Bank of England cuts interest rates to 4.75%

The Bank of England (BoE) has confirmed a 0.25% cut to interest rates with the new base rate now set at 4.75%.

At its latest meeting, the central bank’s Monetary Policy Committee (MPC) voted by a majority of eight to one to reduce the base rate by 0.25%. One member voted to maintain it at 5%.

It comes as the Office for National Statistics announced last month that CPI inflation had fallen below the BoE’s 2% target in September, to 1.7%.

The MPC said there had been “continued progress in disinflation” but warned that remaining domestic inflationary pressures are “resolving more slowly”, with the BoE expecting inflation to creep back up towards 2.5% by the end of the year.

The latest rate cut, which had been expected by economic analysts, marks the second cut to interest rates this year after they came down from 5.25% to 5% in August. This was the first reduction in the base rate since the onset of the COVID pandemic in March 2020.

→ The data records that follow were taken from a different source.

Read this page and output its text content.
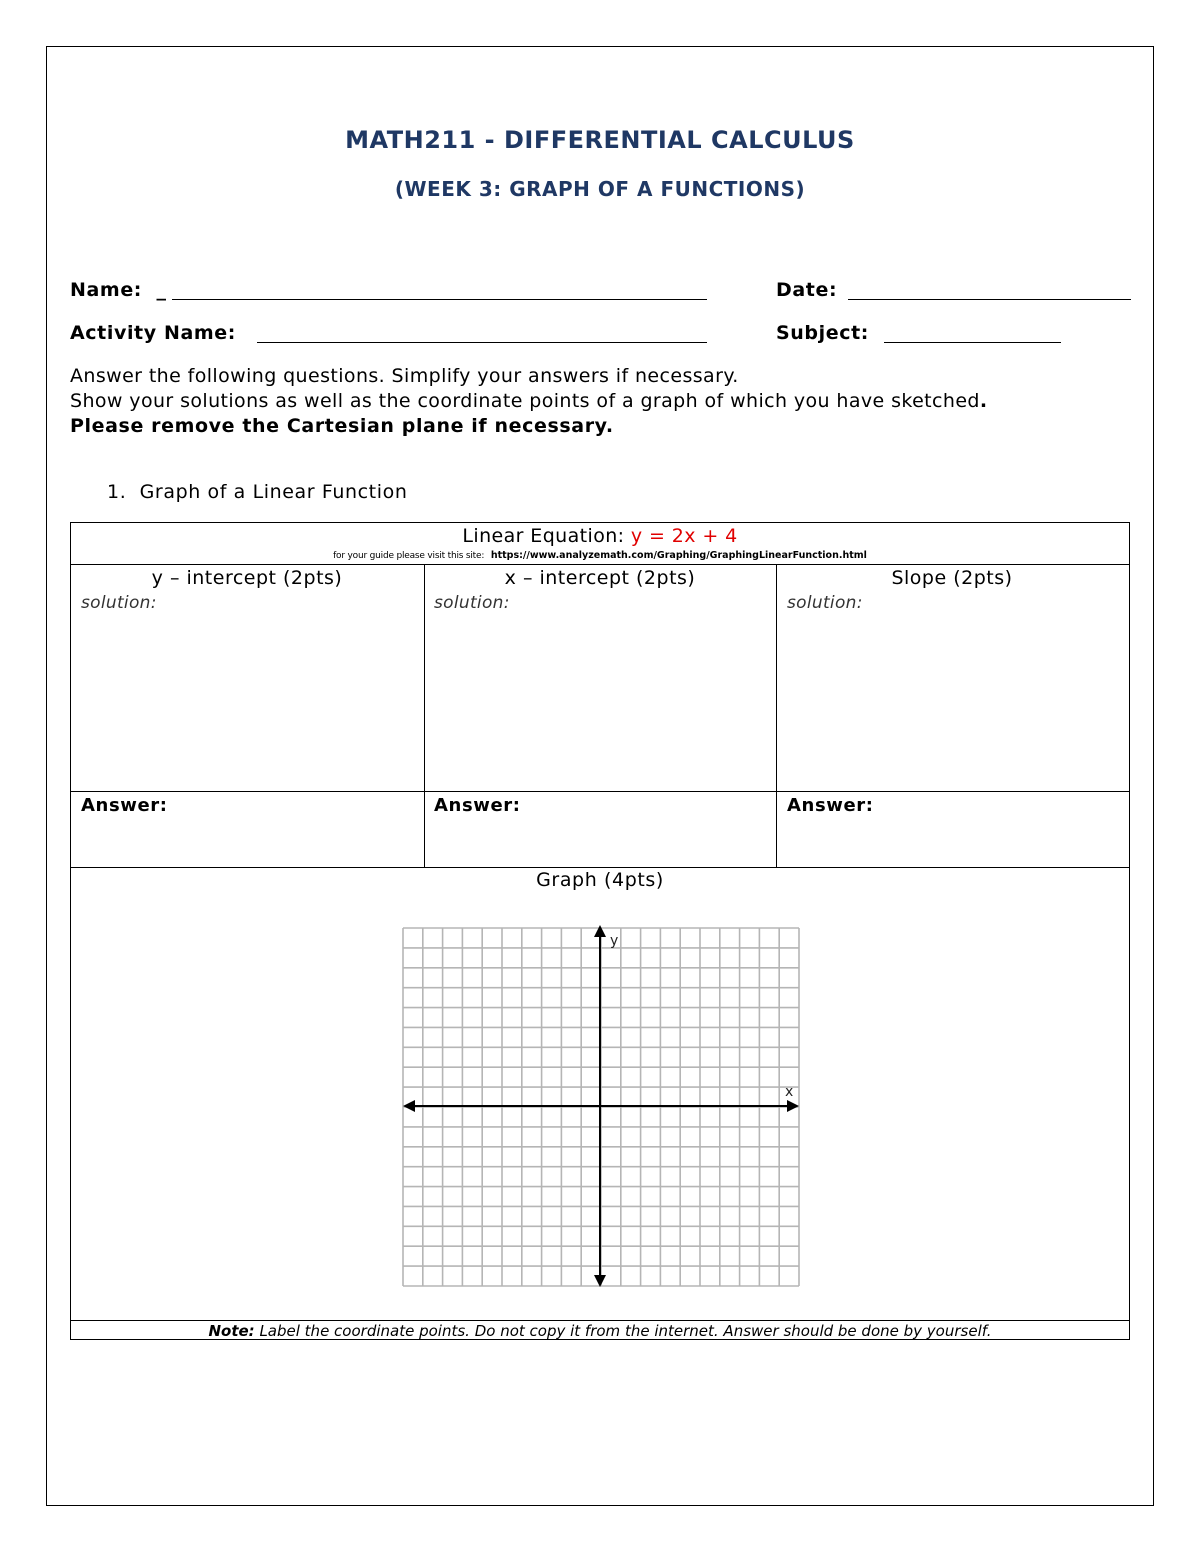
MATH211 - DIFFERENTIAL CALCULUS
(WEEK 3: GRAPH OF A FUNCTIONS)
Name: _	Date:
Activity Name:	Subject:
Answer the following questions. Simplify your answers if necessary.
Show your solutions as well as the coordinate points of a graph of which you have sketched.
Please remove the Cartesian plane if necessary.
1. Graph of a Linear Function
Linear Equation: y = 2x + 4
for your guide please visit this site: https://www.analyzemath.com/Graphing/GraphingLinearFunction.html
y – intercept (2pts)	x – intercept (2pts)	Slope (2pts)
solution:	solution:	solution:
Answer:	Answer:	Answer:
Graph (4pts)
x
y
Note: Label the coordinate points. Do not copy it from the internet. Answer should be done by yourself.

Prior to that, the BoE had increased its base rate from a record low of 0.1% during the pandemic at 14 successive MPC meetings between December 2021 and August 2023, which took interest rates to their recent peak of 5.25%.

Head of mortgages and protection at Just Mortgages, Ben Allkins, said that market forecasts had been “optimistic” about the prospects of a cut to the base rate following last week’s Budget.

“It has long been on the cards and is hugely welcome as potential buyers snap out of their pre-Budget holding patterns and get their moving plans back on track,” Allkins said.

“The hope is that positive movement on the base rate will rub off on swap rates and will give lenders the platform to review their pricing. Ultimately though, lenders do need to lend and today’s decision will certainly influence their decision making as they look ahead to their end-of-year lending targets.”

Head of advice at abrdn Financial Planning, David Murray, added that the drop to 4.75% would be “music to the ears of borrowers across the country”.

“The decision will be a welcome relief for those that are approaching a remortgage or looking to buy their first home, and those who want to take on additional borrowing in the coming months,” Murray said.

“The drawback of this drop will be a potential drop in cash savings rates, which have been higher in recent years. Those who have banked on these higher interest rates to make the most of their savings, might need to consider if other investment options will help their savings grow in a lower interest rate environment.”

There is one more base rate decision before the end of the year with the BoE to make its next announcement on 19 December.